(2020) Beyond Money: Conscientious Objection in Medicine as a Conflict of Interest

Alberto Giubilini & Julian Savulescu

Journal of Bioethical Inquiry, Vol 17, pgs 229–243 (May 2020)

Abstract

Conflict of interests (COIs) in medicine are typically taken to be financial in nature: it is often assumed that a COI occurs when a healthcare practitioner’s financial interest conflicts with patients’ interests, public health interests, or professional obligations more generally. Even when non-financial COIs are acknowledged, ethical concerns are almost exclusively reserved for financial COIs. However, the notion of “interests” cannot be reduced to its financial component. Individuals in general, and medical professionals in particular, have different types of interests, many of which are non-financial in nature but can still conflict with professional obligations. The debate about healthcare delivery has largely overlooked this broader notion of interests. Here, we will focus on health practitioners’ moral or religious values as particular types of personal interests involved in healthcare delivery that can generate COIs and on conscientious objection in healthcare as the expression of a particular type of COI. We argue that, in the healthcare context, the COIs generated by interests of conscience can be as ethically problematic, and therefore should be treated in the same way, as financial COIs.

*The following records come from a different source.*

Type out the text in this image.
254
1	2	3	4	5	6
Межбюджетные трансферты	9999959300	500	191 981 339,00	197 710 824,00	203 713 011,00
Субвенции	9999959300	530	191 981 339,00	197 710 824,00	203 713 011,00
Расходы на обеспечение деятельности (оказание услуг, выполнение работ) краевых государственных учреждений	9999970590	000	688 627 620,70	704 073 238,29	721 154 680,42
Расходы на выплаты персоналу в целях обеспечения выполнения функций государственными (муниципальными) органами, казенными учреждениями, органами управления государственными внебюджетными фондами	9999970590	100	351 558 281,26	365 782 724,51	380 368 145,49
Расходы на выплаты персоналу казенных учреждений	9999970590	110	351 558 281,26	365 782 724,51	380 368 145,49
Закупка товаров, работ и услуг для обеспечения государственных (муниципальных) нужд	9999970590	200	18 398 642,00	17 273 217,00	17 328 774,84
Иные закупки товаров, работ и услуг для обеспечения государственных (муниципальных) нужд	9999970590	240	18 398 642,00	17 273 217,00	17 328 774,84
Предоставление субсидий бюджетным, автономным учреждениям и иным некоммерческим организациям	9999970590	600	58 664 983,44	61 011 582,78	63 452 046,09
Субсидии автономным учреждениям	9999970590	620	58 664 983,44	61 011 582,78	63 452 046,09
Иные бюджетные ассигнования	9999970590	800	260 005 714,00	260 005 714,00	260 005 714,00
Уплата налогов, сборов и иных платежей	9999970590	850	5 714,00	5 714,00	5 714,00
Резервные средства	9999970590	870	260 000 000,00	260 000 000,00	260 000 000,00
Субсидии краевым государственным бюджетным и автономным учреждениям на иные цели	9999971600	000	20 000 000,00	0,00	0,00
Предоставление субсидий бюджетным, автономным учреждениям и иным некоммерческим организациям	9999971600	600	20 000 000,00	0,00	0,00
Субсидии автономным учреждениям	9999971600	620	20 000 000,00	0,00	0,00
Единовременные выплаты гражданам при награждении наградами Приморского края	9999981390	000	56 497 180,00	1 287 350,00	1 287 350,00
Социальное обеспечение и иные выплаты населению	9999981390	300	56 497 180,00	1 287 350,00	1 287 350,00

Relevant Excerpt (from Conclusion)

If we frame conscientious objection as the expression of a conflict of interest in health care, then it is apparent how at the moment conscientious objection is treated and managed differently from the way other conflicts of interest are treated, and for no apparent good reason. Allowing conscientious objection to certain practices means not only acknowledging that a conflict of interest exists (because we are acknowledging that the health care professional has personal goals and motivations that conflict with professional obligations) and that the conflict is ethically impermissible (because we are acknowledging the professional’s personal goals and motivations prevent them from fulfilling their professional obligations). It also means allowing the conflict of interest to take place and to affect professional conduct when we do not allow the same to happen in the case of FCOIs. This differential treatment is not ethically justified, or so we have argued.